Dokter itu hanya mengangguk saja. Ia dan perawat lalu pergi untuk memeriksa pasien lain. Kezia masuk ke kamar tempat Valent dirawat. Mata pemuda itu terpejam. Tampak perban membungkus kepala dan selang infus terhubung pada tangannya. Kezia menghampiri perlahan. Sedikit rasa iba muncul dalam hatinya. Ia selalu merasa terganggu oleh Valent. Namun keadaan Valent yang seperti ini bukanlah yang dia harapkan.

***

"Jadi kau menjaga dia sendiri di rumah sakit?" tanya Astrid.

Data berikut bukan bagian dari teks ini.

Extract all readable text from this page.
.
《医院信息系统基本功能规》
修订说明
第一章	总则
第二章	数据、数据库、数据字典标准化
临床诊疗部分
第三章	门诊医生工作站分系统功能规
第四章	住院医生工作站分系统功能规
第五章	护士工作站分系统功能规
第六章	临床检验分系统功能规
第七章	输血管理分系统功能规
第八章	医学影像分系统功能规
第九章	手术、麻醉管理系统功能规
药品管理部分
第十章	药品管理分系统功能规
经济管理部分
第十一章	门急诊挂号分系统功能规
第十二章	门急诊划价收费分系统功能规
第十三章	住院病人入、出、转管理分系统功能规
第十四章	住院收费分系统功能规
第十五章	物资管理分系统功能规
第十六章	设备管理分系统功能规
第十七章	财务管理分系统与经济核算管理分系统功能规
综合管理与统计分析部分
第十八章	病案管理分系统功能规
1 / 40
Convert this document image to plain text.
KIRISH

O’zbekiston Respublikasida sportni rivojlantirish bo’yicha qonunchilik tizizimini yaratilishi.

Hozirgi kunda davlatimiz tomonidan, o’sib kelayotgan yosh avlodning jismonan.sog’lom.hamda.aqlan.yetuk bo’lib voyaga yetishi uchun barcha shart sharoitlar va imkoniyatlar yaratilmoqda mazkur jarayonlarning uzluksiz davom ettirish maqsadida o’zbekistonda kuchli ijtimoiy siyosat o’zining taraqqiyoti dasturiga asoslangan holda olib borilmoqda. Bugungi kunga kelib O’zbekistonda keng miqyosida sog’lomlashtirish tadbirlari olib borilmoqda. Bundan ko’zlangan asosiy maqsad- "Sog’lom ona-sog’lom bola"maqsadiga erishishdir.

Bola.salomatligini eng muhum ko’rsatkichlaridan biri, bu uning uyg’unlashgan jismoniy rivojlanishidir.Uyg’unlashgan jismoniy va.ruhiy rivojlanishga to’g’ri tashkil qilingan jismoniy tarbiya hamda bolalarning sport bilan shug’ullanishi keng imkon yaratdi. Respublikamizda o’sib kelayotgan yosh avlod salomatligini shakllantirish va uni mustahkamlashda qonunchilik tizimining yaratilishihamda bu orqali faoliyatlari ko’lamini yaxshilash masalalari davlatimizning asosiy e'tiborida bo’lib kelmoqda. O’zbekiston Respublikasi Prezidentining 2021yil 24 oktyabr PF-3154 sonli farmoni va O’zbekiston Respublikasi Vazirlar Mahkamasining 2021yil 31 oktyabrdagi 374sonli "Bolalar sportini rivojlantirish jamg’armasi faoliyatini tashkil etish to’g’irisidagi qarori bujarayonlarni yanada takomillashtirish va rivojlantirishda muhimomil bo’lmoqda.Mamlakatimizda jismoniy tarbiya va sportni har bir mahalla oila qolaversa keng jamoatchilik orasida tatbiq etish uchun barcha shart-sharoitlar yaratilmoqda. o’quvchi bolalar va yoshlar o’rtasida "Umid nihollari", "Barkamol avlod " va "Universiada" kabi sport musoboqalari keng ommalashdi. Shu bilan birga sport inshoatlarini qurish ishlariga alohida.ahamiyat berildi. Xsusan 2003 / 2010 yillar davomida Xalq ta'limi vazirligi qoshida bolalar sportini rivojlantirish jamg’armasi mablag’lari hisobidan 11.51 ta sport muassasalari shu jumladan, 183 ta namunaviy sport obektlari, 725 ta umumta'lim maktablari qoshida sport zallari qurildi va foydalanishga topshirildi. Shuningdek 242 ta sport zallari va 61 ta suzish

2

"Benar," sahut Kezia sambil melirik Valent yang masih belum sadarkan diri.

"Aku sendirian di sini. Aku takut ...."

"Bagaimana dengan ayah dan ibumu? Mereka tidak kembali?"

"Nenekku masih sakit. Mereka butuh waktu juga untuk kembali. Astrid, ayolah, kau harus temani aku. Masa aku jaga sendirian?"

"Ini 'kan kesempatan romantis. Kau bisa berduaan dengan Valent sambil merawat luka dia."

"Romantis apanya? Kesempatan apa? Kalau bisa sih, aku juga tidak mau merawat dia."

"Nah, ya sudah, kau pergi saja. Di sana juga ada dokter dan perawat, mereka pasti akan merawat Valent."

"Tidak mungkin, mereka 'kan sibuk."

"Bilang saja kau memang tidak mau meninggalkan dia."

"Aku ... bagaimanapun aku berutang padanya. Dia yang sudah melindungi aku."

"Ya sudah, kau rawat saja dia."

"Aku ... Aku tidak mau sendiri di sini. Kau temani aku, ya?"

"Kenapa? Takut jadi suka karena merawat dia?"

Kezia berdecak kesal. Namun Astrid justru cekikikan. Kezia kembali membujuk sahabatnya tersebut untuk datang. Namun Astrid berkata bahwa ia belum mengerjakan tugas sekolah yang menumpuk.

"Kau ini mencari alasan saja," tukas Kezia kesal. Astrid kembali tertawa.

"Aku tidak mau mengganggu kalian."

Kezia menggerutu dan mematikan panggilan telepon tersebut. Ia kembali masuk ke kamar Valent dirawat dan pemuda itu masih tetap belum sadar.

Kezia mendekat dan membungkuk hingga wajahnya tepat di depan wajah Valent.

'Kenapa dia belum bangun juga? Apa dokter salah? Mungkin lukanya sebenarnya parah,' gumamnya dalam hati.

Kezia memekik terkejut saat Valent tiba-tiba membuka mata. Ia segera menegakkan tubuh.

"Kau sedang apa? Jangan-jangan mau curi-curi kesempatan?" tukas Valent.

"Ih, jangan harap, aku nggak bakal mau curi-curi kesempatan denganmu."

"Lalu apa yang tadi kaulakukan?"

"A-ku ... aku cuma melihatmu saja. Kau tidak bangun-bangun, jadi aku ...."

"Apa kau mengkhawatirkan aku?" tanya Valent sambil tersenyum kecil.